9. Cookies and Analogous Technologies
The Service uses a limited set of cookies and analogous browser storage mechanisms. Strictly necessary cookies are required to operate core functionality such as session continuity and cart-equivalent state, and are deployed without reliance on consent because they are essential to the provision of a service explicitly requested by you. Where we deploy any non-essential analytics or functional storage, we do so on the basis of consent where applicable law so requires. You can manage cookies through your browser settings; restricting strictly necessary cookies may impair the operation of the Service.
10. Children
The Service is not directed to, and is not intended for use by, individuals under eighteen (18) years of age, and we do not knowingly collect personal information from such individuals. If you believe that a minor has provided personal information through the Service, please contact us so that we may delete it.
11. Security
We implement and maintain technical and organisational measures designed to protect personal information against unauthorised or unlawful access, alteration, disclosure, loss, or destruction. However, no method of transmission over the internet or method of electronic storage is one hundred percent secure, and we cannot guarantee the absolute security of personal information.

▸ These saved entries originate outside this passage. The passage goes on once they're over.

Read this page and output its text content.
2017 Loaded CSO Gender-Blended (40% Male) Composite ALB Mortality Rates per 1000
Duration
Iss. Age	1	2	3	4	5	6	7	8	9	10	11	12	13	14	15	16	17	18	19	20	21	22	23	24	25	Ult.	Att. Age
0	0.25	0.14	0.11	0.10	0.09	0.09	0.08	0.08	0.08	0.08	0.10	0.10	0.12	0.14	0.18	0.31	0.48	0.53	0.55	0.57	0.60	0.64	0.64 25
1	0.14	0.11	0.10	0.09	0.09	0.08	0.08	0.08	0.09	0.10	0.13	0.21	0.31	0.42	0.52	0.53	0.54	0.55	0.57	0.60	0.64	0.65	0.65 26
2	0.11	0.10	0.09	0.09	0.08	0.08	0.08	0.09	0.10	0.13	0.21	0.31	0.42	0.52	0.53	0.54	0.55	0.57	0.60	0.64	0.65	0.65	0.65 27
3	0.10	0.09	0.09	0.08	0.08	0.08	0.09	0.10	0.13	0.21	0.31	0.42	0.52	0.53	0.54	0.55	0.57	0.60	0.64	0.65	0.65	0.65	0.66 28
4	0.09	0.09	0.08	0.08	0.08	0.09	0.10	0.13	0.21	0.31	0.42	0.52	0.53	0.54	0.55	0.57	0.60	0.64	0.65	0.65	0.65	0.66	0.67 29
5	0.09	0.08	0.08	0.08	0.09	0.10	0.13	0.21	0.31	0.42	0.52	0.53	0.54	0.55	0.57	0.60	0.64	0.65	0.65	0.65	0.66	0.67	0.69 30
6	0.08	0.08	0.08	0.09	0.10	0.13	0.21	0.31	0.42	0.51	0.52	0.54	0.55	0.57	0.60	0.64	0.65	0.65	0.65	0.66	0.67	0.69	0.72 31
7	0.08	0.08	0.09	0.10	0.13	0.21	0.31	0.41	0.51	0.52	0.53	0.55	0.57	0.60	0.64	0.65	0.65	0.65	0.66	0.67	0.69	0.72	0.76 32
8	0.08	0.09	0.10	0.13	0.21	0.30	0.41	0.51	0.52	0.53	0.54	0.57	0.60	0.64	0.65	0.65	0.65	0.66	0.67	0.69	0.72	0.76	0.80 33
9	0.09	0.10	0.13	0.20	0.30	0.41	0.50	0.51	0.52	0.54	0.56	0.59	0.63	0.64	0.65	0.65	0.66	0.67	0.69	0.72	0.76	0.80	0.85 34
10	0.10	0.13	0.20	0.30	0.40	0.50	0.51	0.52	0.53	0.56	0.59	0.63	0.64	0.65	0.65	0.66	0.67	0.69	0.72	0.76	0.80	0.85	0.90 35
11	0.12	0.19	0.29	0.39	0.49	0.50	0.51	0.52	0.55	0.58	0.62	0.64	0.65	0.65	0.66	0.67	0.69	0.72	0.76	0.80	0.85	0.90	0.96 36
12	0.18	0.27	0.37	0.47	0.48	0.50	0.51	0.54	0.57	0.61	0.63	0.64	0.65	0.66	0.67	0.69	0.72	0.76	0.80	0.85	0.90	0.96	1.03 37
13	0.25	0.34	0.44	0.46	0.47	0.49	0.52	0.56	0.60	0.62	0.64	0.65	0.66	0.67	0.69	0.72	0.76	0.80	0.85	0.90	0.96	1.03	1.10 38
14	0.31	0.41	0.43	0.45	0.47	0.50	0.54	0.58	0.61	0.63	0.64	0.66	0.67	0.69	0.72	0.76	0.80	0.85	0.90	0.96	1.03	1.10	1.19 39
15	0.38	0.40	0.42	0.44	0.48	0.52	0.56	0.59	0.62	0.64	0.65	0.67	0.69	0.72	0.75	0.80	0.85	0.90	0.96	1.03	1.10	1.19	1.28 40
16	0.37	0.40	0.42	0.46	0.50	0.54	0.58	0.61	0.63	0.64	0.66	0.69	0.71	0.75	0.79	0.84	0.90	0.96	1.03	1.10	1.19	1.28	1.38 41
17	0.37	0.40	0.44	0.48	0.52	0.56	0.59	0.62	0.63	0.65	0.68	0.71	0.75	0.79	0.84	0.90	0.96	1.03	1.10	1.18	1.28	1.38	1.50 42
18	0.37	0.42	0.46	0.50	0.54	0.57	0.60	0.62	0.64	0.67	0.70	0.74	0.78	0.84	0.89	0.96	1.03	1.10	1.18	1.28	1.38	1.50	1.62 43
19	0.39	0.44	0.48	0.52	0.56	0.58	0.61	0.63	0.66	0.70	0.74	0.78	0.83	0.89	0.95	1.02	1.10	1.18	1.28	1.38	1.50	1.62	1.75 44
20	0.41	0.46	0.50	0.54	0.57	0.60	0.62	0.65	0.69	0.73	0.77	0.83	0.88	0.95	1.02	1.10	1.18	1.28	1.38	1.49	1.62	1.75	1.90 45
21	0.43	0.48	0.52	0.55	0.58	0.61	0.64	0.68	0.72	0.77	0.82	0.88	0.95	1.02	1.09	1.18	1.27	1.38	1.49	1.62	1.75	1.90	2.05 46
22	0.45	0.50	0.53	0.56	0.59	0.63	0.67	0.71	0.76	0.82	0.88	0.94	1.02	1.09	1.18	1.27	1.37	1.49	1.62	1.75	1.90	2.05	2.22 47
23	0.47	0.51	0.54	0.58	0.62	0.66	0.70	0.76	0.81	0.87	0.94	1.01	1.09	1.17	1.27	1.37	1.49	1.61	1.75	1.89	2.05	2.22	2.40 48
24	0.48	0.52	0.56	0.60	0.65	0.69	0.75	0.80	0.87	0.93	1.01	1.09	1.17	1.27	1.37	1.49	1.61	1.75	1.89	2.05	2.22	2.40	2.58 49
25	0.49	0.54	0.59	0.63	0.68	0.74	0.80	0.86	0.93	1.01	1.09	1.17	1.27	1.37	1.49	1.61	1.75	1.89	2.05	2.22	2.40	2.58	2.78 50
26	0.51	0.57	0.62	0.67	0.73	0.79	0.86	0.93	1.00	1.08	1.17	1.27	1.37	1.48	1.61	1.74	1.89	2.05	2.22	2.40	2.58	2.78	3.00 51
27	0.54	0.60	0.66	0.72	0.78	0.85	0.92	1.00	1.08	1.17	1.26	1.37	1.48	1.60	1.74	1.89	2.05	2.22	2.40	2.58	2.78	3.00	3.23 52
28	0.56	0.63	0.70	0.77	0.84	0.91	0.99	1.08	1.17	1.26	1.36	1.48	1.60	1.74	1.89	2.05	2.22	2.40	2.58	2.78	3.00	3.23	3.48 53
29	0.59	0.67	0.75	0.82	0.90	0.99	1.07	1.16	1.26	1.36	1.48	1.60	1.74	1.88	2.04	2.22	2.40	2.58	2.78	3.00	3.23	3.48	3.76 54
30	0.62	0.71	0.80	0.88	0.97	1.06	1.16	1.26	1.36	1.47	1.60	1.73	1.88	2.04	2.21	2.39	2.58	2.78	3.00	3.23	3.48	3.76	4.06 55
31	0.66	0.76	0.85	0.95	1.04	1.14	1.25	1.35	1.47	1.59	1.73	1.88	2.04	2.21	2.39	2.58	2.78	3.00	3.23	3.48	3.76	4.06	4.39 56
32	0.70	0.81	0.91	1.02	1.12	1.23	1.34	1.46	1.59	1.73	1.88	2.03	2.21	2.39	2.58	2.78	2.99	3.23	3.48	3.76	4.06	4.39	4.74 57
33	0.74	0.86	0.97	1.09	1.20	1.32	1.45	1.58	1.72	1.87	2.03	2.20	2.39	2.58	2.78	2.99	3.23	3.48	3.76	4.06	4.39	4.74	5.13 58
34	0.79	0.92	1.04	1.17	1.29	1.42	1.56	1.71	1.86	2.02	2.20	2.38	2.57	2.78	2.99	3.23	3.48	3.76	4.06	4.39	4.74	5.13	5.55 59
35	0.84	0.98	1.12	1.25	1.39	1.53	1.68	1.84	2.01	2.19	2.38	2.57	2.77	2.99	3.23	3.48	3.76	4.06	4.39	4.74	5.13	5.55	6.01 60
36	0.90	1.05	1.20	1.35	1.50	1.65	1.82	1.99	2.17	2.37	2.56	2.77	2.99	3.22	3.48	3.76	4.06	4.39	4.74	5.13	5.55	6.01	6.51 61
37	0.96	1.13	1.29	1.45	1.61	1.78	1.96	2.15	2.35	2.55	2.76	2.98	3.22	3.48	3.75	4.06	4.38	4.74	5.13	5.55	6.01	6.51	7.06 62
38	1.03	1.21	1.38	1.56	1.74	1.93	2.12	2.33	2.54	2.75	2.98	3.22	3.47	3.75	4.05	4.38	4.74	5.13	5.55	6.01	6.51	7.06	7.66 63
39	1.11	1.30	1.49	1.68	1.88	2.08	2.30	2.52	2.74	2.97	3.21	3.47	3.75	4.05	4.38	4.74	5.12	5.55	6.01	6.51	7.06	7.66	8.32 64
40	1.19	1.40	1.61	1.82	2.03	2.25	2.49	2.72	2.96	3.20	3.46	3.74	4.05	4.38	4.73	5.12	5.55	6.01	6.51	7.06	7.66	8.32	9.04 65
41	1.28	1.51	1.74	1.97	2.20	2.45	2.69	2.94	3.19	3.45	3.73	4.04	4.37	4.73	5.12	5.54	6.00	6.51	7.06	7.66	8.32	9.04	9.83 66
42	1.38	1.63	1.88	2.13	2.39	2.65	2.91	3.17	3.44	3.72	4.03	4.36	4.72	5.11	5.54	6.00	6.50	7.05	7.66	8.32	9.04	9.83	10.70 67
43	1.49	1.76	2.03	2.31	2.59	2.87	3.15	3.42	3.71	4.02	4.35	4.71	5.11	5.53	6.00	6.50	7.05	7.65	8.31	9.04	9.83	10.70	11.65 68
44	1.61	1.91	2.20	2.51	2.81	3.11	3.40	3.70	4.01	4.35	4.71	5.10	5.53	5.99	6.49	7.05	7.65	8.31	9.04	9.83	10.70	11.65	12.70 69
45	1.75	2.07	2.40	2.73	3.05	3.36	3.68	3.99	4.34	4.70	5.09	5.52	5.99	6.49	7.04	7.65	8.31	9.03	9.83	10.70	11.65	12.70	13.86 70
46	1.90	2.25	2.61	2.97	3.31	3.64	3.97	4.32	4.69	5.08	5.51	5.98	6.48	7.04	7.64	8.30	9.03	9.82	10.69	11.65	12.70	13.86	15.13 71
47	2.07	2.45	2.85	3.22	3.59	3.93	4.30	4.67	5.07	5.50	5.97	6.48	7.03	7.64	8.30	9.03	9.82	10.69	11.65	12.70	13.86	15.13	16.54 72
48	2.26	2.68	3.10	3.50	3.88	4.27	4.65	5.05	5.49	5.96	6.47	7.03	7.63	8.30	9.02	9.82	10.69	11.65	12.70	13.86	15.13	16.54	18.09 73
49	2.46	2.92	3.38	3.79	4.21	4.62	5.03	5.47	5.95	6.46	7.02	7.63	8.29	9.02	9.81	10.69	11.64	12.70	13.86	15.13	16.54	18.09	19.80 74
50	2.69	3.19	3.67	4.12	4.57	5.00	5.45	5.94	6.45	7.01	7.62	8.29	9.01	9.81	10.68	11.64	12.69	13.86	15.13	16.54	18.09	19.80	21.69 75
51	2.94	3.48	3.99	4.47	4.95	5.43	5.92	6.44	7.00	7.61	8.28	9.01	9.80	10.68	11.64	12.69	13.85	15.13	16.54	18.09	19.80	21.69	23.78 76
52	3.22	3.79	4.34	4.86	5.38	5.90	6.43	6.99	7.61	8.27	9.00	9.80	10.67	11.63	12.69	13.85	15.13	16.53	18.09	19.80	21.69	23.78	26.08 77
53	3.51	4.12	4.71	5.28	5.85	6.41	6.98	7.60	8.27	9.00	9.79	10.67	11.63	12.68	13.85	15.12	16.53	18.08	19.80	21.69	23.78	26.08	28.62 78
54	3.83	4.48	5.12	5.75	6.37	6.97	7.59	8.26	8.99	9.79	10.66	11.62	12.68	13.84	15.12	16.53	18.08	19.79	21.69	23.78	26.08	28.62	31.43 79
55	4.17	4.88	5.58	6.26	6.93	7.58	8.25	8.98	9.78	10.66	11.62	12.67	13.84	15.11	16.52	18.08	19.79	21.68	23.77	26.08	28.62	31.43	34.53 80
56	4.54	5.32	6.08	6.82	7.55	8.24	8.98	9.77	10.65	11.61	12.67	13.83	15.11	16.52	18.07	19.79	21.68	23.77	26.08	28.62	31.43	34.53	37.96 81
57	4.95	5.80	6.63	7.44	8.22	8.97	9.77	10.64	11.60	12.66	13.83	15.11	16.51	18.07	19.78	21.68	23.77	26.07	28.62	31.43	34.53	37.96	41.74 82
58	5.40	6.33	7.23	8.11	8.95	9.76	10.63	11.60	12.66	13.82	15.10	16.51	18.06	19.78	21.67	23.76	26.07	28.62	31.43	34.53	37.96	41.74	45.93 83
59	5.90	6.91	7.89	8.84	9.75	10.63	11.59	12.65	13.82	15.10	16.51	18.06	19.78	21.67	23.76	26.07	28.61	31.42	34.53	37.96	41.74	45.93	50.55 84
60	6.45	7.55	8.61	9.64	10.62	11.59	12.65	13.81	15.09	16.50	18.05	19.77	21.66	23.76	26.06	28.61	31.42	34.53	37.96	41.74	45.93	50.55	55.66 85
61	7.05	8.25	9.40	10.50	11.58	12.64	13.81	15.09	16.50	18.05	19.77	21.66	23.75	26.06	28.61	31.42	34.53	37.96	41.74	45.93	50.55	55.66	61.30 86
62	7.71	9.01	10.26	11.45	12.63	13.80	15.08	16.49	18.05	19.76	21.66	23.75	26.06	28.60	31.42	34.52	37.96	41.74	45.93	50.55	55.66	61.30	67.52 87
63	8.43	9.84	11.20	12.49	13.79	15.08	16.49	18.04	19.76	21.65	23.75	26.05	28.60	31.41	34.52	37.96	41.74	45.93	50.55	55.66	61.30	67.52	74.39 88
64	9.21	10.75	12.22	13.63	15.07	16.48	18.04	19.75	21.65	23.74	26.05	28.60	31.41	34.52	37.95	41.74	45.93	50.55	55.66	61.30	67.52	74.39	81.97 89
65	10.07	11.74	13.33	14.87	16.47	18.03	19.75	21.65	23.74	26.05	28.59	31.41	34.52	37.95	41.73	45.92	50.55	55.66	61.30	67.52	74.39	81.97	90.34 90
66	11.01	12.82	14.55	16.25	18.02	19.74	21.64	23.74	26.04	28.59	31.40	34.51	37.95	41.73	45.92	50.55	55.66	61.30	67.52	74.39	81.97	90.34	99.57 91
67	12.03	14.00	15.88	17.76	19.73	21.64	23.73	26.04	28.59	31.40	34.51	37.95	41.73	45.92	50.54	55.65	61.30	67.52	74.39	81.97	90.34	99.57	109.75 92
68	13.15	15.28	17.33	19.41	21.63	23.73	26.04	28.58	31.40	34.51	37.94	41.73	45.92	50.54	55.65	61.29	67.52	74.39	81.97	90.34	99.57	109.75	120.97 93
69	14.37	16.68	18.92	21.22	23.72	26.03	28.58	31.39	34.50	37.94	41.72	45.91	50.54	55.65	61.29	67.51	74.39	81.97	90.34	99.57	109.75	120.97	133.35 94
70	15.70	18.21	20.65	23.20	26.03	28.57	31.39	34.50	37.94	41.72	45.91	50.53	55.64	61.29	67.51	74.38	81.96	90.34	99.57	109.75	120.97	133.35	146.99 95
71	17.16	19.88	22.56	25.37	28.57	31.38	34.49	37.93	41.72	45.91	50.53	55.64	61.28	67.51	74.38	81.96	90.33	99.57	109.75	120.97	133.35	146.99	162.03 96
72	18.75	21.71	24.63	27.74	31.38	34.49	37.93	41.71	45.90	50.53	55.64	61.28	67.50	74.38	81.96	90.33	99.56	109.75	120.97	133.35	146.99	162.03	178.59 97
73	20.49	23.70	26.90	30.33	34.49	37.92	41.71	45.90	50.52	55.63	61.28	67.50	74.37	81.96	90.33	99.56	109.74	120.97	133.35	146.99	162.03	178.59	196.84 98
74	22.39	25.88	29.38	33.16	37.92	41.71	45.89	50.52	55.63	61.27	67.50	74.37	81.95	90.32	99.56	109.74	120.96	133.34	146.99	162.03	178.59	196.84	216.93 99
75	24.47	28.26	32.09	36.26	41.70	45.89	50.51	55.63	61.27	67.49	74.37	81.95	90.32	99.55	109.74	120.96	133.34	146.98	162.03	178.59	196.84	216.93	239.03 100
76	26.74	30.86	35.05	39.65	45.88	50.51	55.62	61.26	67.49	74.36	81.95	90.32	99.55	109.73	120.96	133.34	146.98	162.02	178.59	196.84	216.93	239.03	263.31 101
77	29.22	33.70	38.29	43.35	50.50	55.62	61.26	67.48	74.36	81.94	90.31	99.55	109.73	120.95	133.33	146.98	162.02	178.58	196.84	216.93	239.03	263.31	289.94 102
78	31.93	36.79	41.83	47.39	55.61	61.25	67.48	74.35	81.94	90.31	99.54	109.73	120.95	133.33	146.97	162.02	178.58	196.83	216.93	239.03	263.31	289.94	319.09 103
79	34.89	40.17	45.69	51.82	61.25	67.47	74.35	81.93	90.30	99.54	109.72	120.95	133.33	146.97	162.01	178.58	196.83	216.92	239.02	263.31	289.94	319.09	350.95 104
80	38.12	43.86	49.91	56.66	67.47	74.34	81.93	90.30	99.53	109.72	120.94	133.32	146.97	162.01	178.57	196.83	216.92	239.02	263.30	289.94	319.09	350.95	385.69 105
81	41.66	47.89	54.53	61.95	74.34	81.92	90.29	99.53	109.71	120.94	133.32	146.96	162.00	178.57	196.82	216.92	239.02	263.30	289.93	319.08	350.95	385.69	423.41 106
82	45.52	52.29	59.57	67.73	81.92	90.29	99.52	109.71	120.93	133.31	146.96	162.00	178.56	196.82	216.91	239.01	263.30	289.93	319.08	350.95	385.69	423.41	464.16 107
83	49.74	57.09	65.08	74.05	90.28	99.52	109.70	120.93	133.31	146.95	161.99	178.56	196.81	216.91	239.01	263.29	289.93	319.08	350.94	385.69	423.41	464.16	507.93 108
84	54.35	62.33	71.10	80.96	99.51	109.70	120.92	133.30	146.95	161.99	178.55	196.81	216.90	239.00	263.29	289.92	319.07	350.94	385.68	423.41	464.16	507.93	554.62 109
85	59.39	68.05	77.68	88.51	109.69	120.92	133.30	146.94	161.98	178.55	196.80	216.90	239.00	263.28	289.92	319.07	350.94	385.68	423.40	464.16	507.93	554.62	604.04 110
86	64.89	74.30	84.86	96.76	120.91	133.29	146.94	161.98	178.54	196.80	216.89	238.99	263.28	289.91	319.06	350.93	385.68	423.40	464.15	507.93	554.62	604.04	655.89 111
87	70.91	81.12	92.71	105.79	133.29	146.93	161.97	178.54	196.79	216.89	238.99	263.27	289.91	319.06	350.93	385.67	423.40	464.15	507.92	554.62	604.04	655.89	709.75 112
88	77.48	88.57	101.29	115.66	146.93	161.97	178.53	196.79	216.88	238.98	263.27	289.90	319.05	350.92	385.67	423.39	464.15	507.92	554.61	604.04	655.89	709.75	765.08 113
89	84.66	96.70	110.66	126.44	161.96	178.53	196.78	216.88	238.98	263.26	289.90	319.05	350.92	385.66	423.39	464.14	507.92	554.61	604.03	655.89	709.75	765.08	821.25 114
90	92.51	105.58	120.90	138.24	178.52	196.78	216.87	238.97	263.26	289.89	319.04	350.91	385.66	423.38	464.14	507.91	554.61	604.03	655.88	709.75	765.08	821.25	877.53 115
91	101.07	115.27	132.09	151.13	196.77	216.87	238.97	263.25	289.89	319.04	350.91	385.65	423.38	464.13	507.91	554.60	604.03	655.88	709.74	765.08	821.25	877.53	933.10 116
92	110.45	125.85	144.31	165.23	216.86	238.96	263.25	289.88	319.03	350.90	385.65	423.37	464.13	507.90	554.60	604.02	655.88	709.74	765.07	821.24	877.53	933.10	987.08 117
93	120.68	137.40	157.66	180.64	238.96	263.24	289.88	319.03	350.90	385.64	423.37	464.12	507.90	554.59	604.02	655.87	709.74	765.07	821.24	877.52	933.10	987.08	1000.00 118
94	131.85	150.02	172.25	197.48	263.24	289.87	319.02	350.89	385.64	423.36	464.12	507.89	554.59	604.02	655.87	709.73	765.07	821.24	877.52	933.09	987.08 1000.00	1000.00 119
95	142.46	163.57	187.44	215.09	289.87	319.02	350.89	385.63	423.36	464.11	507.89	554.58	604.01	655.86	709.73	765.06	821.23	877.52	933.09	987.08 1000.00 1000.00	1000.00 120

12. Changes to this Policy
We may update this Policy from time to time. The current version is identified by the “Last updated” date set forth at the top of this document. Material changes will be communicated by prominent notice on the Service or by other reasonable means before they take effect.
13. Contact
Questions, requests, or complaints concerning this Policy may be directed to [email protected] or to CSO LLC, 2810 N Church St, Wilmington, DE 19802, United States.